Arthvur and our leader were meant to stand against the tyranny and bloodshed together to bind the fallen star.

And when the darkest hour came, Arthvur arrived with his army. ”

The images shifted, with balls of light flashing across the ceiling to create the shade of an army, with a thousand gilded coats.

My father’s guard. “Our leader thought he came in peace, and welcomed him and his men.

Once he was deep into the heart of Eltidian and surrounded by unarmed I'phri, he signaled to them to commence his Edict, and the slaughter began.”

My breath hitched, and my throat tightened like someone had poured acid down it.

My skin beaded with sweat, a thousand nails being driven in as the image shifted once more.

The figures brought down the hazy forms of weapons upon sharp-eared men, women, and children.

They held up opaque hands, but crimson ran down the stone.

I pressed my lids together and drove my nails into my palms. “Please, no.”

“They did, and they didn’t stop with the army, or the men. No, they continued, cutting down I’phri—”

“Stop,” I cried. I hated how weak I’d become.

“You begged for this and cannot even hear our story?”

“I’m sorry,” I whispered into my palms, trying to drive the image of bloodshed from my mind. My breath remained unsteady.
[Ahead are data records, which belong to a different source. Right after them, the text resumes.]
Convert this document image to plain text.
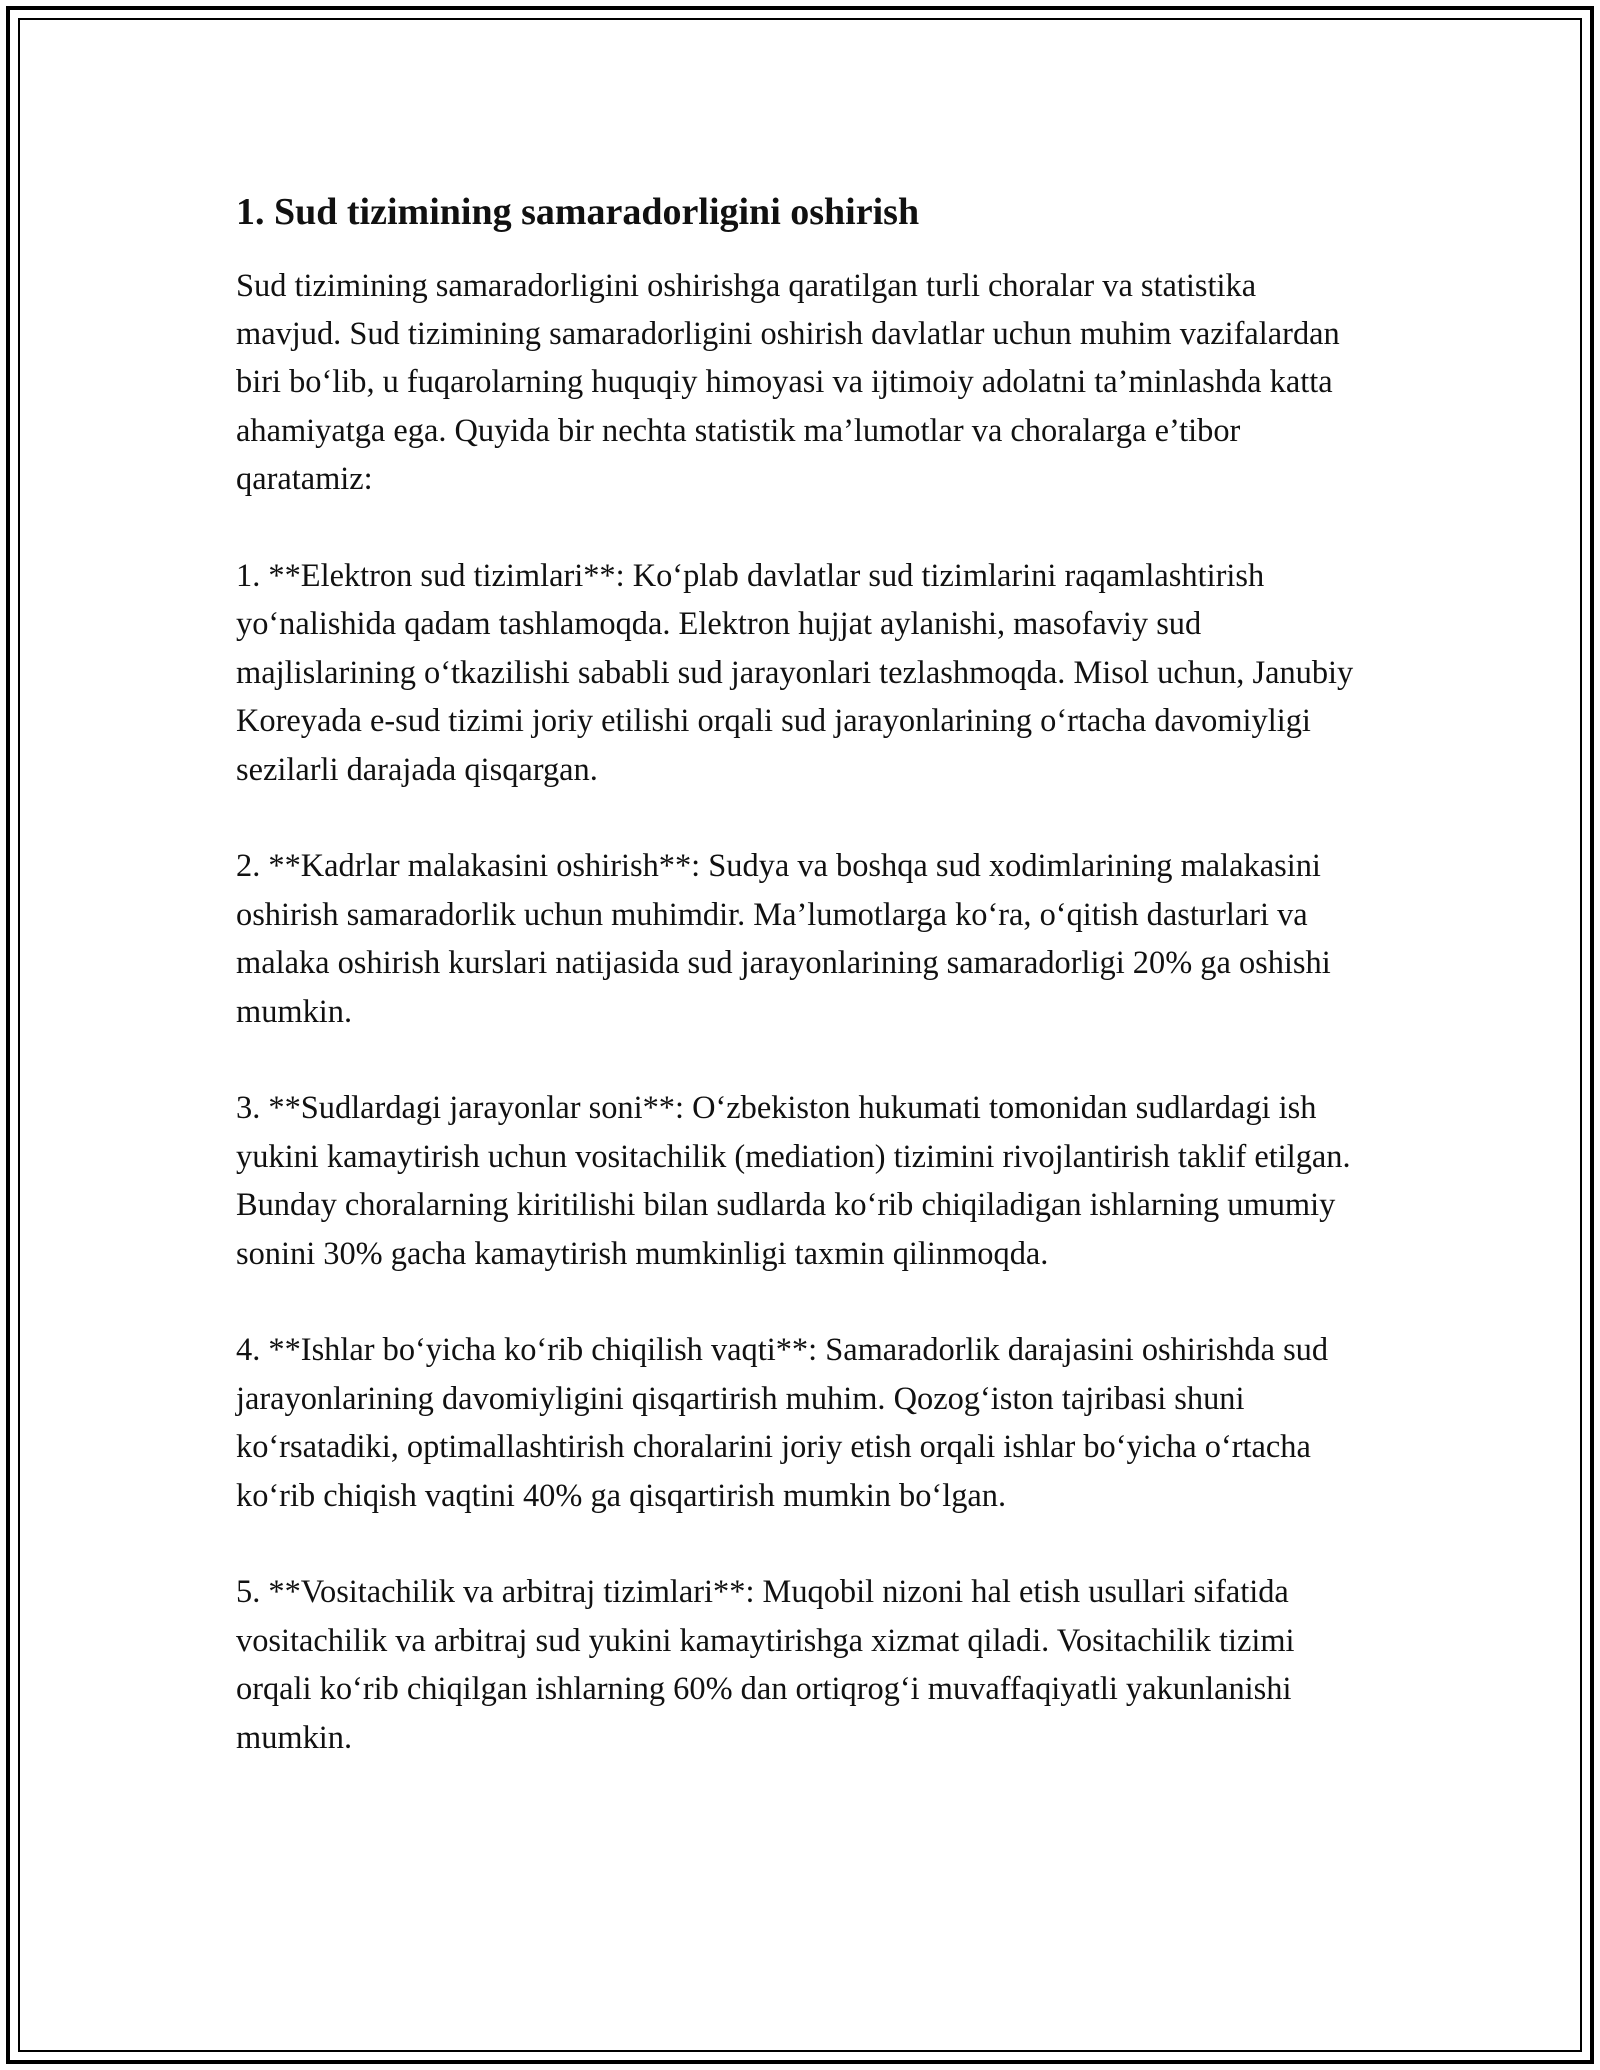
1. Sud tizimining samaradorligini oshirish

Sud tizimining samaradorligini oshirishga qaratilgan turli choralar va statistika mavjud. Sud tizimining samaradorligini oshirish davlatlar uchun muhim vazifalardan biri bo‘lib, u fuqarolarning huquqiy himoyasi va ijtimoiy adolatni ta’minlashda katta ahamiyatga ega. Quyida bir nechta statistik ma’lumotlar va choralarga e’tibor qaratamiz:

1. **Elektron sud tizimlari**: Ko‘plab davlatlar sud tizimlarini raqamlashtirish yo‘nalishida qadam tashlamoqda. Elektron hujjat aylanishi, masofaviy sud majlislarining o‘tkazilishi sababli sud jarayonlari tezlashmoqda. Misol uchun, Janubiy Koreyada e-sud tizimi joriy etilishi orqali sud jarayonlarining o‘rtacha davomiyligi sezilarli darajada qisqargan.

2. **Kadrlar malakasini oshirish**: Sudya va boshqa sud xodimlarining malakasini oshirish samaradorlik uchun muhimdir. Ma’lumotlarga ko‘ra, o‘qitish dasturlari va malaka oshirish kurslari natijasida sud jarayonlarining samaradorligi 20% ga oshishi mumkin.

3. **Sudlardagi jarayonlar soni**: O‘zbekiston hukumati tomonidan sudlardagi ish yukini kamaytirish uchun vositachilik (mediation) tizimini rivojlantirish taklif etilgan. Bunday choralarning kiritilishi bilan sudlarda ko‘rib chiqiladigan ishlarning umumiy sonini 30% gacha kamaytirish mumkinligi taxmin qilinmoqda.

4. **Ishlar bo‘yicha ko‘rib chiqilish vaqti**: Samaradorlik darajasini oshirishda sud jarayonlarining davomiyligini qisqartirish muhim. Qozog‘iston tajribasi shuni ko‘rsatadiki, optimallashtirish choralarini joriy etish orqali ishlar bo‘yicha o‘rtacha ko‘rib chiqish vaqtini 40% ga qisqartirish mumkin bo‘lgan.

5. **Vositachilik va arbitraj tizimlari**: Muqobil nizoni hal etish usullari sifatida vositachilik va arbitraj sud yukini kamaytirishga xizmat qiladi. Vositachilik tizimi orqali ko‘rib chiqilgan ishlarning 60% dan ortiqrog‘i muvaffaqiyatli yakunlanishi mumkin.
“Our leader drove them out eventually, along with Ovatar, but by then, many had been lost.”

“How many?”

“Nearly half the population.”

I forced my hands down and looked him in the eyes—but a haunted, hollow expression clung to him with bony fingers. One that would never go away. A bitter frown. And a cruel, unyielding pain.

“You can’t have more children.”

He shook his head. “He created us, and as such, he can curse us. And curse us he did. No I’phri can bear further children.

We are a dwindling people and will eventually disappear, like an extinguished candle.

What you see is but the last spark of a dying flame.

” He raised a hand, melting away the figures, the dripping blood, and any hint of magic. But the stain clung to the air.

The fire was low embers now, and the shadows closed in. They whispered across the walls angrily.

“Even if we weren’t cursed from procreation, would you wish to bring children into this? Enough innocents have already been claimed. There is no hope. We merely bide our time.”

“But my father—”

“Someone’s head must roll. Better his than yours.”

I found it difficult to argue. Revenge wouldn’t bring back their lives, but it wasn’t a weak answer. It was the only answer.

“Aelen, I’m so sorry.”

His bitter frown lifted to a half smile. “I’m just glad you understand now.”

And I did. I understood all too well the darkness coloring my future, and the momentous task that laid before me. Culling a monster with the skin of a man.